Склонив голову набок, она окинула взглядом его лицо, волосы и заключила:

– Ты немножечко постарел.

– А ты нет, – отозвался он, и раздражение улетучилось, словно воздух из пробитой шины.

На ней низко сидящие шорты и тонкая кремовая майка без рукавов; лифчика, видимо, не надела. В оголенном пупке золотистой капелькой мелькнула пуссета. Модные рваные шорты из джинсовой варенки доходят ей до колен: похоже, дорогие. Джек вдруг почувствовал знакомое возбуждение и подосадовал на себя. Он успел позабыть, какое у нее гибкое тренированное тело – мускулистые плечи, крепкая спина; да, Кайя разительно отличается от сутулых, пугливых англичанок. Может, она специально оделась, как поп-звезда?

– Ладно, давай-ка подыщем лавку и сядем, – холодноватым тоном предложил он. – Денек сегодня на редкость погожий.

Довольно долго они шли по берегу почти в полном молчании, изредка перебрасываясь репликами про плещущихся в озере уток. Вода отступила, от обнажившегося илистого дна тянуло гнилью. Утки, как обычно, галдели; они то шумно ссорились, то выступали с сольными импровизациями, эхом разносившимися по парку. Заслышав их, маленькие дети сначала замирали, а потом тыкали в птиц пальцами и сами поднимали крик. Но народу вокруг было не много.

Наконец, они с Кайей нашли скамейку и сели в нескольких дюймах друг от друга. Прохожие примут их за влюбленную парочку, а мужчины будут бросать на его девушку восхищенные взгляды, кольнула неприятная мысль. Тем более неприятная, что его так и подмывает тихонько обвить рукой тонкую голую талию Кайи, или прижаться губами к татуировке на спине, повыше лопатки, или стянуть с ее ног римские сандалии и сжать ладонями ее ступни.

– Это журавль? – спросил он, едва не пошлепав ее по татуированному плечу.

– Феникс, – ответила она. – Возрождается из пепла.

– Понятно. – Он кивнул и сунул ладони под бедра.

– Джек, я не хочу здесь долго задерживаться.

– Вот как?

Она смотрит прямо перед собой на воду, на камыши и плавающих по озеру птиц, среди них затесались лысухи и одинокий, сердитый с виду лебедь. Развесистая ива слева от скамьи бросает кружевную тень. Вокруг большей частью итальянская или французская речь. Изредка слышится английский: аристократический выговор, мудреные словеса, чересчур громкие реплики; похоже на отбракованные кадры из передачи об искусстве. Стрелки на столбе указывают путь к зоопарку и к Ридженс-Парк-колледжу. Милли раньше ходила туда к гомеопату, его звали Брайан. Джек ощутил, что привычная жизнь крепко держит его на крючке.
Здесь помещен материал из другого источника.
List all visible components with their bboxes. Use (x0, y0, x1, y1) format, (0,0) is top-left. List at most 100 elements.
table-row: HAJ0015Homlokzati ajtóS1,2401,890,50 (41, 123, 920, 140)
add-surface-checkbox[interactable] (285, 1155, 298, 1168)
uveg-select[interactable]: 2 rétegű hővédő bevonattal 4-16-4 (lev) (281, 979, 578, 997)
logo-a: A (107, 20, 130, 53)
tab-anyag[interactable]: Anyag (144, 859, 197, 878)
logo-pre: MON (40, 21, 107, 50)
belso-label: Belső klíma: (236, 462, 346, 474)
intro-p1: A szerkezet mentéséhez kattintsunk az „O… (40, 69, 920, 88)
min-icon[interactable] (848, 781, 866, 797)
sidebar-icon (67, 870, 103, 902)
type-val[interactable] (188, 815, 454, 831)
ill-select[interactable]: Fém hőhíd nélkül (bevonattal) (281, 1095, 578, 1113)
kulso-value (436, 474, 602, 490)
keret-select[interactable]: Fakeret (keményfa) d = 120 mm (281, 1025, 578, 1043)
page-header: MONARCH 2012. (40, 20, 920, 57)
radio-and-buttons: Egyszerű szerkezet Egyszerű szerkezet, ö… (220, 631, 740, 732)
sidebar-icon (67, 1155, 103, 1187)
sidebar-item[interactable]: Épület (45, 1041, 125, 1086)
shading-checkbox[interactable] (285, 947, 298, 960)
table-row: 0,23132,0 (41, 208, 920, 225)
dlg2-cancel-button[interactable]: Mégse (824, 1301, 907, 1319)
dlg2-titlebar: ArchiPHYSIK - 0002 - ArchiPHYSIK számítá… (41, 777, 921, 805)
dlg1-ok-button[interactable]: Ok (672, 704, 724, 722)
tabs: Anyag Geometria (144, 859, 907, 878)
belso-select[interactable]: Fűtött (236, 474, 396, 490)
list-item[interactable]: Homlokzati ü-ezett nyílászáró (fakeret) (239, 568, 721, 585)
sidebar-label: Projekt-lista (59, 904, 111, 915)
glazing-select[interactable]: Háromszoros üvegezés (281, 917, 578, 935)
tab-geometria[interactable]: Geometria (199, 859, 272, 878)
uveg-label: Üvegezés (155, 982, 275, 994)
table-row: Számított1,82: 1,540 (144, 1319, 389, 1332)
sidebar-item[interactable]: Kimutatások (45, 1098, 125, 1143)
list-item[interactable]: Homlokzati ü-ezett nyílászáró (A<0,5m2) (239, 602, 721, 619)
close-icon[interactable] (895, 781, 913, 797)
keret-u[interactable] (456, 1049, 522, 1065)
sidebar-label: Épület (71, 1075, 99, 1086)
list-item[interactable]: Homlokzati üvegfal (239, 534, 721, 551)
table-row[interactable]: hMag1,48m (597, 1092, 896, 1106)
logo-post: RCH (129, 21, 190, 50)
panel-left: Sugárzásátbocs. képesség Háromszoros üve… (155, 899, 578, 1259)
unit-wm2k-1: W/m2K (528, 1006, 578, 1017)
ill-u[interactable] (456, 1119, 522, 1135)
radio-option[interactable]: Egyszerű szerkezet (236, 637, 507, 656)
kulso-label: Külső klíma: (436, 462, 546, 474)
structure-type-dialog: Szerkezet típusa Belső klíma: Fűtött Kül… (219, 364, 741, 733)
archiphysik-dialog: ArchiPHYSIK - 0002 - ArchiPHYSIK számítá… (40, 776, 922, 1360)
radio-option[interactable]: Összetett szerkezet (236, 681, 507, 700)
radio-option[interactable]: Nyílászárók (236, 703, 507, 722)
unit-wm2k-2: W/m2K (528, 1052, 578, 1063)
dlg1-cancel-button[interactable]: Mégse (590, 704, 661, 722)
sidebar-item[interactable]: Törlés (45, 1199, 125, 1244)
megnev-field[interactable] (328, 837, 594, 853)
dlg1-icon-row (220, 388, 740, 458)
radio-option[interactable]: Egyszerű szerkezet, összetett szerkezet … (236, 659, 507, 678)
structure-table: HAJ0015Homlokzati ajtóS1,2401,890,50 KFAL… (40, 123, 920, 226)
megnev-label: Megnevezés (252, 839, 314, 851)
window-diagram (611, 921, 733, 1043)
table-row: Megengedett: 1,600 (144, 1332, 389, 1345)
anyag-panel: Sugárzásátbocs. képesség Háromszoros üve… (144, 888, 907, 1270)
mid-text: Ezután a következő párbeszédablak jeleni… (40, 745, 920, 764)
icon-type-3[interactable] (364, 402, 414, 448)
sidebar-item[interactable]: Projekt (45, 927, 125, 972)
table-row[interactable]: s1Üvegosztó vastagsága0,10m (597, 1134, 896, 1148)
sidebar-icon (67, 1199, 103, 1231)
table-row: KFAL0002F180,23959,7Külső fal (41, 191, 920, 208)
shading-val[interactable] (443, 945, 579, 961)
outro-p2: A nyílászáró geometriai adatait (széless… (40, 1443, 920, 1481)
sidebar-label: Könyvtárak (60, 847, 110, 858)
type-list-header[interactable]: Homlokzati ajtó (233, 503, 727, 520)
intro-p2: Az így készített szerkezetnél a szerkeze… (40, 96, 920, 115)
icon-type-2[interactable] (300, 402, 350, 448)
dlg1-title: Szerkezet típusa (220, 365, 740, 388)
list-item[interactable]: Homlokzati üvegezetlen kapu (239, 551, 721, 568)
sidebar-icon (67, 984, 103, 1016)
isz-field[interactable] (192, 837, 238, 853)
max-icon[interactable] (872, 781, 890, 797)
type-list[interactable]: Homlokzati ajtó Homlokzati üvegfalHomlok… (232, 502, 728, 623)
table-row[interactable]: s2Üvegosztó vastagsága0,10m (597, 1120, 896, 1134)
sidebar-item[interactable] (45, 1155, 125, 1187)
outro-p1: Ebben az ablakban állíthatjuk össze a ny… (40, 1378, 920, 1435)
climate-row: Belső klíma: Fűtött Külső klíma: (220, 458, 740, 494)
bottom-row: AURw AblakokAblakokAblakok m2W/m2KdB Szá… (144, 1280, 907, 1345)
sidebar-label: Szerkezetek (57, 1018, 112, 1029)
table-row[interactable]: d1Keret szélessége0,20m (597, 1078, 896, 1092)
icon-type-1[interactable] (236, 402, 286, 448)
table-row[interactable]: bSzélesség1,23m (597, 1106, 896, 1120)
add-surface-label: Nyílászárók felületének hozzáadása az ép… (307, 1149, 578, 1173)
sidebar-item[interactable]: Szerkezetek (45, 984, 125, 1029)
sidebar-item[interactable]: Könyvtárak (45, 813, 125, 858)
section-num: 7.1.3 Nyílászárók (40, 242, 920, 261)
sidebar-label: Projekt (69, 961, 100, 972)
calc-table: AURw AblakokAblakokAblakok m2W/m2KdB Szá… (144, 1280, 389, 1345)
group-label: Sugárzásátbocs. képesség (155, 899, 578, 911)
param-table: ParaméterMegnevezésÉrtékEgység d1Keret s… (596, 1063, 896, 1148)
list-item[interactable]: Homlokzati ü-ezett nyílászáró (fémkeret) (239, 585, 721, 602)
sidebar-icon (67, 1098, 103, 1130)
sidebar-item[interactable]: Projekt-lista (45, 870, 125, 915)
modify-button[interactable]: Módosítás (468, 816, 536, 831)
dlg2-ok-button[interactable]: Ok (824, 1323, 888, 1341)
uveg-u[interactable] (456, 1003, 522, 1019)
– Знаешь, все могло быть гораздо серьезнее, – заговорила наконец Кайя. – Но ни стрельбы, ни ударов ножом не будет. Ничего такого, что, к примеру, описал Толстой в «Крейцеровой сонате». Помнишь?

– Помню, – сказал Джек, хотя «Сонаты» не читал. – Но трагедии случаются и без таких выходок. Могут случиться.

– Я ждала шесть лет.

Одна утка то и дело опускала головку в воду и выдергивала обратно. В воду – и обратно. Вытянет голову, отряхнется, осмотрится – и опять в воду.

Таков, видимо, конец очень длинной фразы, которая началась в Таллинне с затяжки тонкой сигарой, а теперь завершается ныряющей в воду гладкой перламутровой утиной головкой.

– И не оставляла надежды?

– Нет.

Она вынула помятую фотографию и протянула ему. Джек в смятении смотрел на карточку: он стоит перед деревянной овцой, на ее заду болтаются большие стригальные ножницы. В смятении он оттого, что выглядит жалким идиотом и вдобавок заметно моложе себя теперешнего. А вид-то какой самодовольный! И при этом смущенный. Волшебное было время. И безумное.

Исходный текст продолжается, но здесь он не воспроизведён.